Y en esto que ocurrió un hecho insólito:
la luna se hizo llena y dejó de dar vueltas,
colgada permanentemente en nuestro cielo.
Como vimos que iba para largo,
le pusimos nombre y Mónica se llama.


Y cuándo aún estábamos cautivados por ello,
ocurrió lo mismo con el sol.
No hay que buscar explicación, fue así.
Y al sol le llamamos Daniel.


Con la constelación completa una cosa llevó a la otra,
y el embalse se cubrió de pañales primero,
de idas al pediatra y tareas escolares después
y de fiestas de cumpleaños, noches en vela,
lloros y risas, muchas risas y alegrías.
Pero el tiempo es muy sagaz
y sabe avanzar cauteloso, sin hacer ruido.
Así que un día habían pasado dieciocho años,
como dieciocho rosas, de luna llena
y sol radiante ocupándolo todo.
Y mi pelo era ya blanco,
y si antes fuimos jóvenes, ya no lo éramos.

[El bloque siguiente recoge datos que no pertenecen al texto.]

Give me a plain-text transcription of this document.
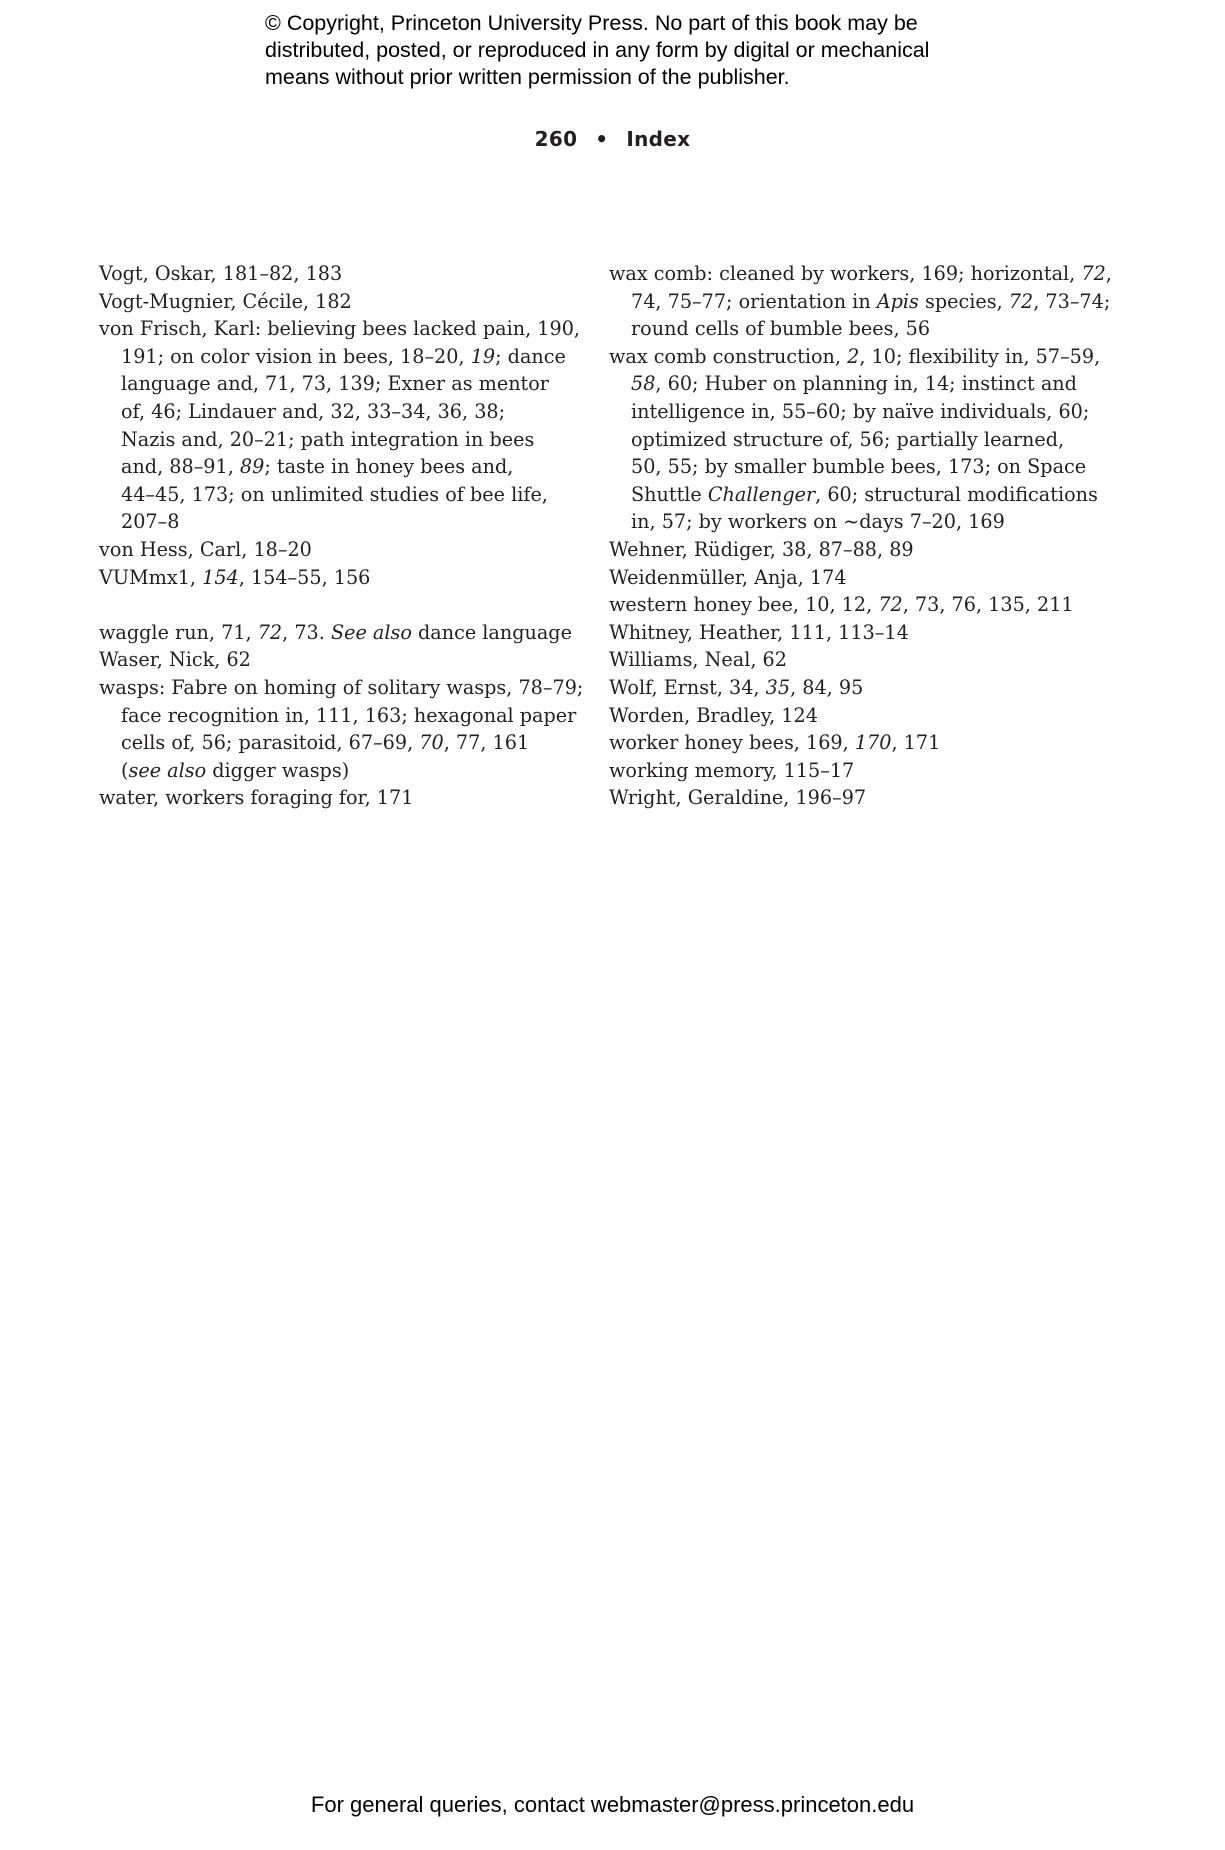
© Copyright, Princeton University Press. No part of this book may be
distributed, posted, or reproduced in any form by digital or mechanical
means without prior written permission of the publisher.
260 • Index
Vogt, Oskar, 181–82, 183
Vogt-Mugnier, Cécile, 182
von Frisch, Karl: believing bees lacked pain, 190,
191; on color vision in bees, 18–20, 19; dance
language and, 71, 73, 139; Exner as mentor
of, 46; Lindauer and, 32, 33–34, 36, 38;
Nazis and, 20–21; path integration in bees
and, 88–91, 89; taste in honey bees and,
44–45, 173; on unlimited studies of bee life,
207–8
von Hess, Carl, 18–20
VUMmx1, 154, 154–55, 156
waggle run, 71, 72, 73. See also dance language
Waser, Nick, 62
wasps: Fabre on homing of solitary wasps, 78–79;
face recognition in, 111, 163; hexagonal paper
cells of, 56; parasitoid, 67–69, 70, 77, 161
(see also digger wasps)
water, workers foraging for, 171
wax comb: cleaned by workers, 169; horizontal, 72,
74, 75–77; orientation in Apis species, 72, 73–74;
round cells of bumble bees, 56
wax comb construction, 2, 10; flexibility in, 57–59,
58, 60; Huber on planning in, 14; instinct and
intelligence in, 55–60; by naïve individuals, 60;
optimized structure of, 56; partially learned,
50, 55; by smaller bumble bees, 173; on Space
Shuttle Challenger, 60; structural modifications
in, 57; by workers on ~days 7–20, 169
Wehner, Rüdiger, 38, 87–88, 89
Weidenmüller, Anja, 174
western honey bee, 10, 12, 72, 73, 76, 135, 211
Whitney, Heather, 111, 113–14
Williams, Neal, 62
Wolf, Ernst, 34, 35, 84, 95
Worden, Bradley, 124
worker honey bees, 169, 170, 171
working memory, 115–17
Wright, Geraldine, 196–97
For general queries, contact webmaster@press.princeton.edu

Es curioso como se pasa del aún soy joven
a la orilla de la cincuentena en un parpadeo.
Con tanto quehacer y mucho no hacer,
el poso de múltiples heridas banales
era una montaña inexpugnable.
Un día te encontré mirándome
como el que mira a un extraño.
Tuve la tentación de darme la vuelta,
por si había entrado un desconocido,
pero era yo.
Y al caer en el espacio que había entre ambos,
allí, sentados en el sofá, tranquilamente leyendo,
descubrí que se había abierto un cráter
de dimensiones inconmensurables.
¡Qué desconcierto!
Un océano inabarcable.
Pero decidiste coger el timón
para navegarlo juntos, de la mano.
Y aquí estamos: casi medio centenarios,
en este largo amor,
varando en nuevos puertos,
recorriendo millas a fuerza de entusiasmo.


¿Qué nos queda?
Una memoria de olas y mareas
y un horizonte que alcanzar
y al que por fortuna nunca llegaremos,
lleno de augurios, sueños y proezas.
Más de tres décadas es mucho tiempo.
O no. Depende. Da gusto tenerte aquí,
sentada con tus crucigramas,
mientras busco en internet
reproducciones de códices mayas.



Y el silencio ahora es abrigo
que nos cobija y da calor.
¿Cómo describir la maravilla que nos une?
Un largo amor que ahora tomamos a sorbitos,
con delicadeza, en unas tacitas
de preciosa porcelana China.


Ah, Marisol, qué feliz renacimiento.